Grenier believes 70 percent of what he says is “genuine,” with an additional 30 percent embellished in order to make his assertions appear “more credible”.

“I think that he is legitimately prey to a conspiratorial mindset,” said Grenier. “I think that he may genuinely believe things that we would regard as implausible.

“I see a man telling you his story,” said Barrett, with “a bit embellished here, or something left out there.”

“But essentially, the story I would say is true up to these real points of Colonel Ammar knew about the American embassy bombing, Colonel Ammar knew about the Spanish tourist attack as did other people in PSO and NSB, and that Qasim al-Raymi was also working with the Yemeni government, so they had a very close cooperation there. 

“Those are the bits that you really think, now can this be true? Is it true? This really needs looking into,” Barrett added.

Investigations

Mujahid now says he is willing to testify in front of any international panel of investigation in order to achieve justice.

Spanish police briefly visited Yemen in July 2007 to investigate after a car bombing that killed eight Spanish citizens.

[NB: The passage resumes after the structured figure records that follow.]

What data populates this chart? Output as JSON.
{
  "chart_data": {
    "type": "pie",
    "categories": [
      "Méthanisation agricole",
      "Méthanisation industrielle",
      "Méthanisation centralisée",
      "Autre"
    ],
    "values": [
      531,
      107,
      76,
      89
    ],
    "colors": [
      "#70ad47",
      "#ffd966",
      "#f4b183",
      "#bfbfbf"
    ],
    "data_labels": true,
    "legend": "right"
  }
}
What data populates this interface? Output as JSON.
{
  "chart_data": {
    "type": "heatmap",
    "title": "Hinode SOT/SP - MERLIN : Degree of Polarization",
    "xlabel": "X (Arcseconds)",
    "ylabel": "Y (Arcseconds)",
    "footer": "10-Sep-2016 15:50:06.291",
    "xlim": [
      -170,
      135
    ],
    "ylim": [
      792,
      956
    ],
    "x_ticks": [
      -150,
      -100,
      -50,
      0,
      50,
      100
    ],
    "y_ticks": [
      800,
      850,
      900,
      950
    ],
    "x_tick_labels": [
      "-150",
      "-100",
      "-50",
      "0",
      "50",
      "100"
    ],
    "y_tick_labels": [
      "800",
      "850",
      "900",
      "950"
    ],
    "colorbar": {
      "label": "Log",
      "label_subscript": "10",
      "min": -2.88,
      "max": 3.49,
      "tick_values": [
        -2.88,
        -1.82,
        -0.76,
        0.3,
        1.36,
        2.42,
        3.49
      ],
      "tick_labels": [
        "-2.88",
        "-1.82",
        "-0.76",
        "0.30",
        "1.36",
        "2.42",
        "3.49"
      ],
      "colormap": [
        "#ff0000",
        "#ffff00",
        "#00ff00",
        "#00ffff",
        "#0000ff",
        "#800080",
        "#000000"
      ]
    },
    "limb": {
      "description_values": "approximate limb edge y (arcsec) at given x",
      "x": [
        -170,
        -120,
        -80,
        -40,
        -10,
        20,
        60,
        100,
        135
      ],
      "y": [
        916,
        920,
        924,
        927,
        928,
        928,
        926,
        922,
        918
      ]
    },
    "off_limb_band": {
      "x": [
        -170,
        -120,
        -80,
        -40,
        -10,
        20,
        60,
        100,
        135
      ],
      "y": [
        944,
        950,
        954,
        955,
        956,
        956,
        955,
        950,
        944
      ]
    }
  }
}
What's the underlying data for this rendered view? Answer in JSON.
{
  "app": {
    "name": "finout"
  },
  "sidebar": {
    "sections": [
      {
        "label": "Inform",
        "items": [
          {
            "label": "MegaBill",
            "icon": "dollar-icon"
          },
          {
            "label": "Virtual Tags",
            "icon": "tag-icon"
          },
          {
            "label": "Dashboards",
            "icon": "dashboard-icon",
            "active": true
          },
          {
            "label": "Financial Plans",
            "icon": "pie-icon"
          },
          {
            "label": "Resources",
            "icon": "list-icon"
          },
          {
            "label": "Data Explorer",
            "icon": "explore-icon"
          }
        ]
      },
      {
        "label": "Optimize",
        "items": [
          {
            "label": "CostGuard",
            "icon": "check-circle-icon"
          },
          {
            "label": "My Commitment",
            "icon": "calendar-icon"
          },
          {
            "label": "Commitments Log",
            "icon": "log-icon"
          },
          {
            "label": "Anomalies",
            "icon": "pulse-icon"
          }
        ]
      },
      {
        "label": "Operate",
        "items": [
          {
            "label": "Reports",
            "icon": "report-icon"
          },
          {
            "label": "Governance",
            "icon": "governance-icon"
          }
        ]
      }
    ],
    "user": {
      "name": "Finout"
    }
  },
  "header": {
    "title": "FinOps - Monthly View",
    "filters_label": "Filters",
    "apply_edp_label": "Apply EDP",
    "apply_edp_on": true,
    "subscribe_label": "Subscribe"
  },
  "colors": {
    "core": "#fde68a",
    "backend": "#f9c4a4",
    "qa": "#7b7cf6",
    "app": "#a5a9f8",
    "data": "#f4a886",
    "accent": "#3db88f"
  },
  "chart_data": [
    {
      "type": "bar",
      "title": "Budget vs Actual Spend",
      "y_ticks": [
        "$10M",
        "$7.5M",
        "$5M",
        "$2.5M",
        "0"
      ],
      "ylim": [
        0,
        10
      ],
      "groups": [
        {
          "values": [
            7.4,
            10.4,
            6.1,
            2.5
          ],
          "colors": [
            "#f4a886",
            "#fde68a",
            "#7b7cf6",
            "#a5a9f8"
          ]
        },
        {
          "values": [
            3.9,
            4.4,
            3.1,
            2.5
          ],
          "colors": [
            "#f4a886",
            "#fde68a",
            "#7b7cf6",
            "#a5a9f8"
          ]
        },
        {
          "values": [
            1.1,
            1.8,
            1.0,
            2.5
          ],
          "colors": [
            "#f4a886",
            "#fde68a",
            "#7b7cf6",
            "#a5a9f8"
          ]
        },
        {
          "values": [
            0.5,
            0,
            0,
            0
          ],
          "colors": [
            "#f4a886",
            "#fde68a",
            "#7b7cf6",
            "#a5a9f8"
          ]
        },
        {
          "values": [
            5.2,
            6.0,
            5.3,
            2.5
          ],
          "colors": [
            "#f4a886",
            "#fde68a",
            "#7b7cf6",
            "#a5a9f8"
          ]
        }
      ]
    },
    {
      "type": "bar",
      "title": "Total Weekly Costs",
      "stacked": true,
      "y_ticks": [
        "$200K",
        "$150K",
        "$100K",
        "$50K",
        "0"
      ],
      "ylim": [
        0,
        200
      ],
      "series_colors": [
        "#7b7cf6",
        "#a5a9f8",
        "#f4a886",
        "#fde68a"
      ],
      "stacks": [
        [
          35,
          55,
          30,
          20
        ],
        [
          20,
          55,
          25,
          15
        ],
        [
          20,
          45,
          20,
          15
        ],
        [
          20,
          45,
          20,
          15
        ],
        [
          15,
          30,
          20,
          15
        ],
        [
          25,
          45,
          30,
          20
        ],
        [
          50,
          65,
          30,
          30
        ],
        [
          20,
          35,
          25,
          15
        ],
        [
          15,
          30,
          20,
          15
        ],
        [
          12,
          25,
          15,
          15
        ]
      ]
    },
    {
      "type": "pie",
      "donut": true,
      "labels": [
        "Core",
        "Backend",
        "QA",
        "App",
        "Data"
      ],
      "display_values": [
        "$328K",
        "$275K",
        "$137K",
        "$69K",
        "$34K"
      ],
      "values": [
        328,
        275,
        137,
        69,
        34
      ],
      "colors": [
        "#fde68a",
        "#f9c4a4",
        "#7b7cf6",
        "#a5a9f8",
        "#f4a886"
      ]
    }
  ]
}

They gathered little beyond forensic evidence.

Al Jazeera has learned that Yemeni authorities responded to an initial request for information but when Spanish prosecutors requested more details on several occasions, they received no reply.

The Spanish case is now closed unless and until new information comes to light.

US officials with the FBI investigated the 2008 embassy attack and also gathered a range of forensic evidence.

“We did the best we could,” Legal Attache in Yemen, Richard Schwein, told Al Jazeera. “But then, as time went on, the investigation stalled.

“Complicity on the part of one or more members of the Yemeni government would be very disappointing, but it wouldn’t necessarily be surprising.”